On Monday 12 December we attended the launch of Engender's report: 'Our bodies, our choice: the case for a Scottish approach to abortion'. This report was spearheaded by Engender and supported by members of the women's sector, including Zero Tolerance, Scottish Women's Aid, Rape Crisis Scotland, Amnesty Scotland, NUS Scotland and Close the Gap.
Our Co-director Rachel Adamson sets out Zero Tolerance's stance on abortion and why we see it as a key part of women's rights.
At Zero Tolerance we welcome yesterday’s publication of a joint report from Scotland’s women’s sector calling on the Scottish Government to seize on the devolution of abortion law as part of the Scotland Act 2016 to develop a Scottish approach to women’s1 reproductive rights. It sets out the need for improved and standardised service provision underpinned by a progressive devolved legal framework, offering a comprehensive and reasonable set of requests that must be taken forward if the Scottish Government is serious about its ambitions to tackle women’s inequality and men’s violence against us.
To tackle all aspects of this violence, women’s rights (which include our reproductive rights) must be at the heart of the conversation and this includes when we are discussing abortion. If we reduce access to abortion, or worse remove it completely, this means forcing women to go through unwanted, painful and potentially traumatic physical processes in carrying a foetus to term, not to mention the impact of this on every aspect of her life. Denying or reducing access to abortion denies women’s rights; it denies our bodily autonomy and is a form of structural violence against women and girls (VAWG).
Contrary to what most people think, the 1967 Abortion Act, which only extends to England, Wales and Scotland, and excludes Northern Ireland2 did not legalise abortion, it simply provided a strict set of criteria under which the procedure would be permissible. In a society that wishes to end VAWG and promote equity, this must change. We must provide access to safe, legal and free abortion on request and without impediment or judgement for all women.

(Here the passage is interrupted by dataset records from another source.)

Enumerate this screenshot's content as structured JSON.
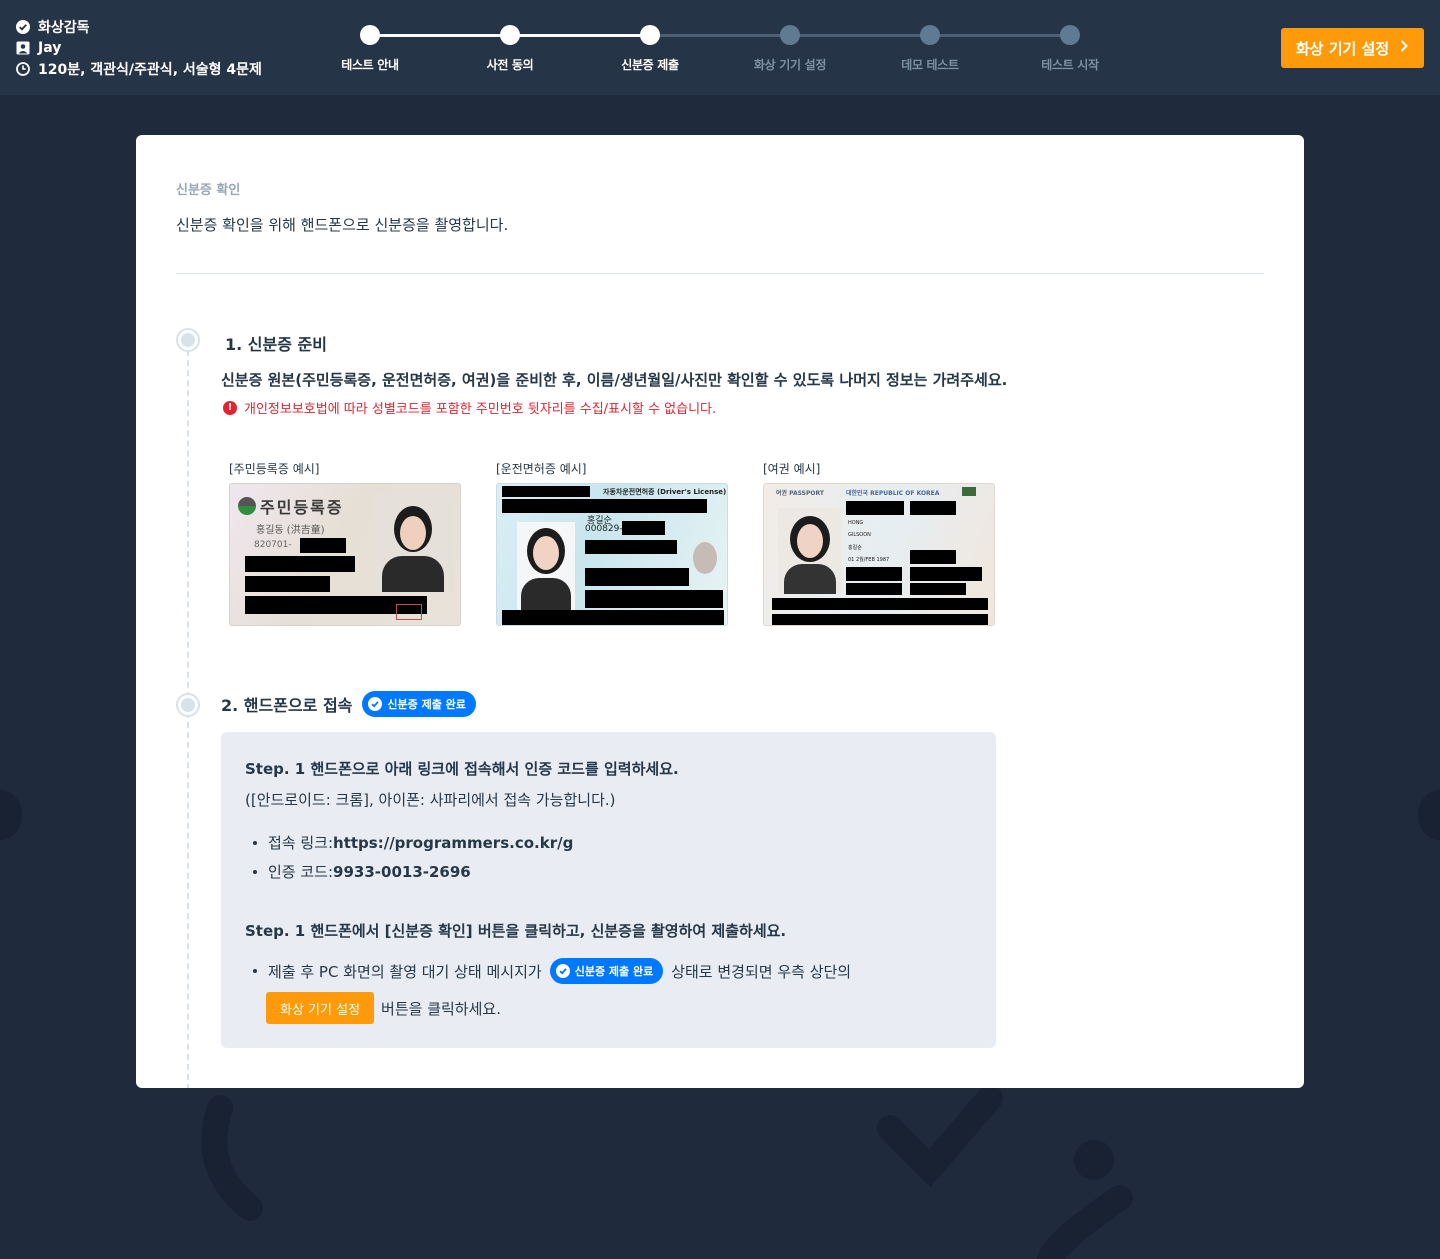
{
  "header": {
    "monitor_type": "화상감독",
    "user_name": "Jay",
    "test_info": "120분, 객관식/주관식, 서술형 4문제",
    "steps": [
      {
        "label": "테스트 안내",
        "done": true
      },
      {
        "label": "사전 동의",
        "done": true
      },
      {
        "label": "신분증 제출",
        "done": true
      },
      {
        "label": "화상 기기 설정",
        "done": false
      },
      {
        "label": "데모 테스트",
        "done": false
      },
      {
        "label": "테스트 시작",
        "done": false
      }
    ],
    "next_button": "화상 기기 설정",
    "colors": {
      "accent": "#ff9b0a",
      "done": "#ffffff",
      "todo": "#5f7a91"
    }
  },
  "card": {
    "subtitle": "신분증 확인",
    "description": "신분증 확인을 위해 핸드폰으로 신분증을 촬영합니다.",
    "section1": {
      "title": "1. 신분증 준비",
      "text": "신분증 원본(주민등록증, 운전면허증, 여권)을 준비한 후, 이름/생년월일/사진만 확인할 수 있도록 나머지 정보는 가려주세요.",
      "warning": "개인정보보호법에 따라 성별코드를 포함한 주민번호 뒷자리를 수집/표시할 수 없습니다.",
      "samples": [
        {
          "label": "[주민등록증 예시]",
          "card_title": "주민등록증",
          "name": "홍길동 (洪吉童)",
          "number": "820701-"
        },
        {
          "label": "[운전면허증 예시]",
          "card_title": "자동차운전면허증 (Driver's License)",
          "name": "홍길순",
          "number": "000829-"
        },
        {
          "label": "[여권 예시]",
          "card_title": "여권 PASSPORT",
          "country": "대한민국 REPUBLIC OF KOREA",
          "surname": "HONG",
          "given_name": "GILSOON",
          "name": "홍길순",
          "birth": "01 2월/FEB 1987"
        }
      ]
    },
    "section2": {
      "title": "2. 핸드폰으로 접속",
      "badge": "신분증 제출 완료",
      "step1_title": "Step. 1 핸드폰으로 아래 링크에 접속해서 인증 코드를 입력하세요.",
      "step1_note": "([안드로이드: 크롬], 아이폰: 사파리에서 접속 가능합니다.)",
      "link_label": "접속 링크: ",
      "link_value": "https://programmers.co.kr/g",
      "code_label": "인증 코드: ",
      "code_value": "9933-0013-2696",
      "step2_title": "Step. 1 핸드폰에서 [신분증 확인] 버튼을 클릭하고, 신분증을 촬영하여 제출하세요.",
      "step2_text_before": "제출 후 PC 화면의 촬영 대기 상태 메시지가",
      "step2_badge": "신분증 제출 완료",
      "step2_text_after": "상태로 변경되면 우측 상단의",
      "step2_button": "화상 기기 설정",
      "step2_text_end": "버튼을 클릭하세요."
    }
  }
}
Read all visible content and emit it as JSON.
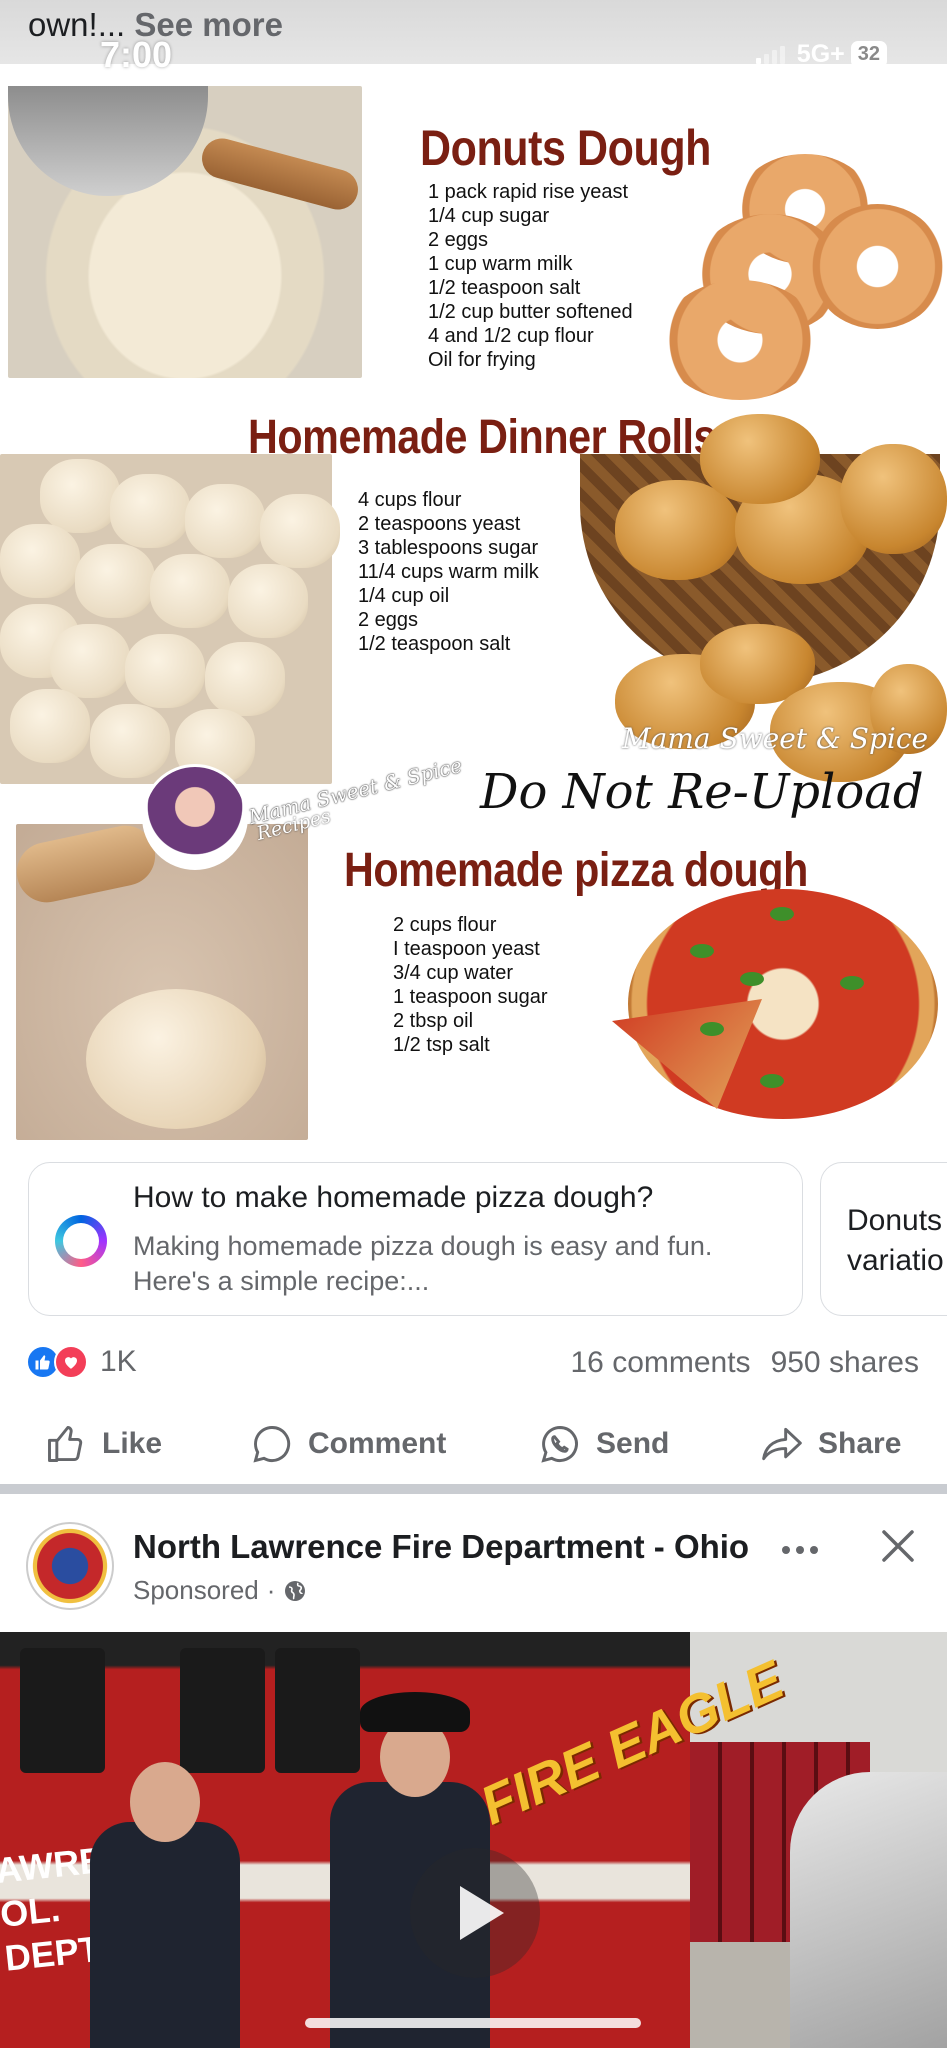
{
  "status_bar": {
    "time": "7:00",
    "network": "5G+",
    "battery": "32"
  },
  "previous_post": {
    "caption_tail": "own!...",
    "see_more": "See more"
  },
  "recipe_image": {
    "donuts": {
      "title": "Donuts Dough",
      "ingredients": [
        "1 pack rapid rise yeast",
        "1/4 cup sugar",
        "2 eggs",
        "1 cup warm milk",
        "1/2 teaspoon salt",
        "1/2 cup butter softened",
        "4 and 1/2 cup flour",
        "Oil for frying"
      ]
    },
    "rolls": {
      "title": "Homemade Dinner Rolls",
      "ingredients": [
        "4 cups flour",
        "2 teaspoons yeast",
        "3 tablespoons sugar",
        "11/4 cups warm milk",
        "1/4 cup oil",
        "2 eggs",
        "1/2 teaspoon salt"
      ]
    },
    "pizza": {
      "title": "Homemade pizza dough",
      "ingredients": [
        "2 cups flour",
        "I teaspoon yeast",
        "3/4 cup water",
        "1 teaspoon sugar",
        "2 tbsp oil",
        "1/2 tsp salt"
      ]
    },
    "watermark_brand": "Mama Sweet & Spice",
    "watermark_notice": "Do Not Re-Upload",
    "watermark_badge_line1": "Mama Sweet & Spice",
    "watermark_badge_line2": "Recipes"
  },
  "ai_prompts": [
    {
      "title": "How to make homemade pizza dough?",
      "body": "Making homemade pizza dough is easy and fun. Here's a simple recipe:..."
    },
    {
      "title_line1": "Donuts",
      "title_line2": "variatio"
    }
  ],
  "engagement": {
    "reactions_count": "1K",
    "comments": "16 comments",
    "shares": "950 shares"
  },
  "actions": {
    "like": "Like",
    "comment": "Comment",
    "send": "Send",
    "share": "Share"
  },
  "sponsored_post": {
    "page_name": "North Lawrence Fire Department - Ohio",
    "label": "Sponsored",
    "separator": "·",
    "video_overlay_text": "FIRE EAGLE",
    "truck_text": "AWREN\nOL.\nDEPT"
  },
  "colors": {
    "facebook_blue": "#1877f2",
    "love_red": "#f33e58",
    "recipe_title": "#7a1f12",
    "secondary_text": "#65676b"
  }
}
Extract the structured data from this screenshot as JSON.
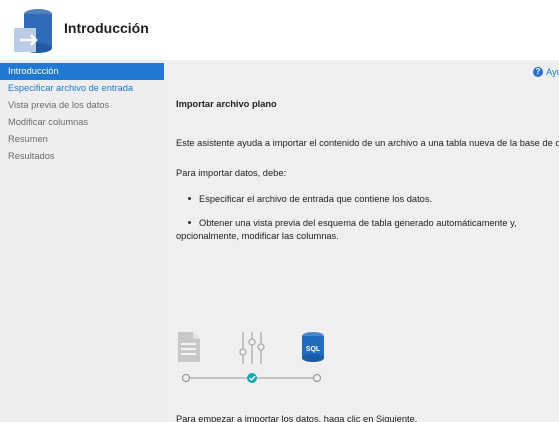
{
  "header": {
    "title": "Introducción",
    "icon": "import-flat-file-icon"
  },
  "sidebar": {
    "items": [
      {
        "label": "Introducción",
        "state": "active"
      },
      {
        "label": "Especificar archivo de entrada",
        "state": "link"
      },
      {
        "label": "Vista previa de los datos",
        "state": "disabled"
      },
      {
        "label": "Modificar columnas",
        "state": "disabled"
      },
      {
        "label": "Resumen",
        "state": "disabled"
      },
      {
        "label": "Resultados",
        "state": "disabled"
      }
    ]
  },
  "main": {
    "help_label": "Ayud",
    "section_title": "Importar archivo plano",
    "intro": "Este asistente ayuda a importar el contenido de un archivo a una tabla nueva de la base de datos",
    "prereq": "Para importar datos, debe:",
    "bullets": [
      "Especificar el archivo de entrada que contiene los datos.",
      "Obtener una vista previa del esquema de tabla generado automáticamente y,",
      "opcionalmente, modificar las columnas."
    ],
    "steps_icons": [
      "document-icon",
      "sliders-icon",
      "sql-database-icon"
    ],
    "sql_label": "SQL",
    "footer": "Para empezar a importar los datos, haga clic en Siguiente."
  },
  "colors": {
    "accent": "#1f78d1",
    "check": "#1aa7b5",
    "sidebar_bg": "#eeeeee",
    "main_bg": "#efefef"
  }
}
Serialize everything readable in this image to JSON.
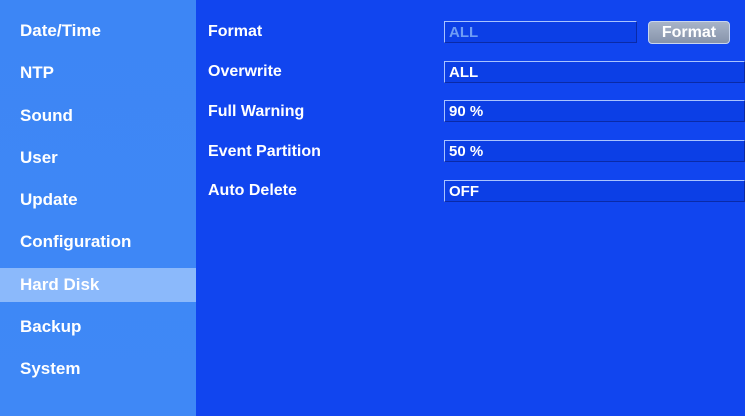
{
  "sidebar": {
    "items": [
      {
        "label": "Date/Time"
      },
      {
        "label": "NTP"
      },
      {
        "label": "Sound"
      },
      {
        "label": "User"
      },
      {
        "label": "Update"
      },
      {
        "label": "Configuration"
      },
      {
        "label": "Hard Disk",
        "selected": true
      },
      {
        "label": "Backup"
      },
      {
        "label": "System"
      }
    ]
  },
  "hdd": {
    "format": {
      "label": "Format",
      "value": "ALL",
      "button_label": "Format"
    },
    "overwrite": {
      "label": "Overwrite",
      "value": "ALL"
    },
    "full_warning": {
      "label": "Full Warning",
      "value": "90 %"
    },
    "event_partition": {
      "label": "Event Partition",
      "value": "50 %"
    },
    "auto_delete": {
      "label": "Auto Delete",
      "value": "OFF"
    }
  },
  "colors": {
    "background": "#1145ef",
    "sidebar": "#3f88f6",
    "sidebar_selected": "#8bb9fb"
  }
}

Respecting women’s reproductive rights is fundamental to a world in which women are recognised as equal to our male counterparts. About 25.5% of the world's population reside in countries which either prohibit abortion entirely or permit it only to save a woman's life. And despite legal abortion being safer than childbirth3, 47,000 women a year die attempting to access abortion and many thousands more suffer ill health as a result4.
Whilst progress to improve circumstances for the women behind these statistics has been made, throughout 2016 we’ve seen the fragility of these hard won advances. In America the President elect has suggested the future appointment of Supreme Court judges to repeal Roe vs Wade, while in Poland a bill was introduced to tighten the country’s already restrictive abortion rules, to name just two high profile examples. Whilst here in Scotland, since the Parliamentary motions of 20155, there has been very little public or political discussion.
Zero Tolerance was pleased to hear the First Minister agree to consider allowing our Irish sisters access to abortions free of charge in the Scottish health service. We now call on her and her Government to lead a further discussion on abortion and to lead it in a manner which stays true to her commitments to tackle women's inequality. Not just making enhancements to service provision for the 10 women a day who come to Britain from Ireland for an abortion, but also enhancing the system for those women living in Scotland. Induced abortion is one of the most commonly performed gynaecological procedures in this country. According to reports from the Information Services Division Scotland, 12,082 abortions were recorded in Scotland between 2014 and 2015. One in three women will have an abortion in their lifetime. Yet, abortion comes under the jurisdiction of criminal law, requiring the approval of two doctors - the only medical procedure in Scotland with such a requirement. According to doctors’ professional guidelines, conscientious objectors should refer someone who is seeking an abortion to another provider. However, they are not legally obliged to do so.
So, in 2017, let us recognise that 52% of Scotland's population may at some time in their life require an abortion. That same 52% have been working for free in Scotland since November 10th; are more likely to suffer from sexual violence and are more likely to be killed by their intimate partner. In a year's time, let us hope we can look back on how, in 2017, Scotland took steps towards not only developing a progressive legal framework around abortion, but that it has done so with women's rights at the heart of the conversation, recognising it as one element of a broader set of actions required to move us further forward towards equity between women and men.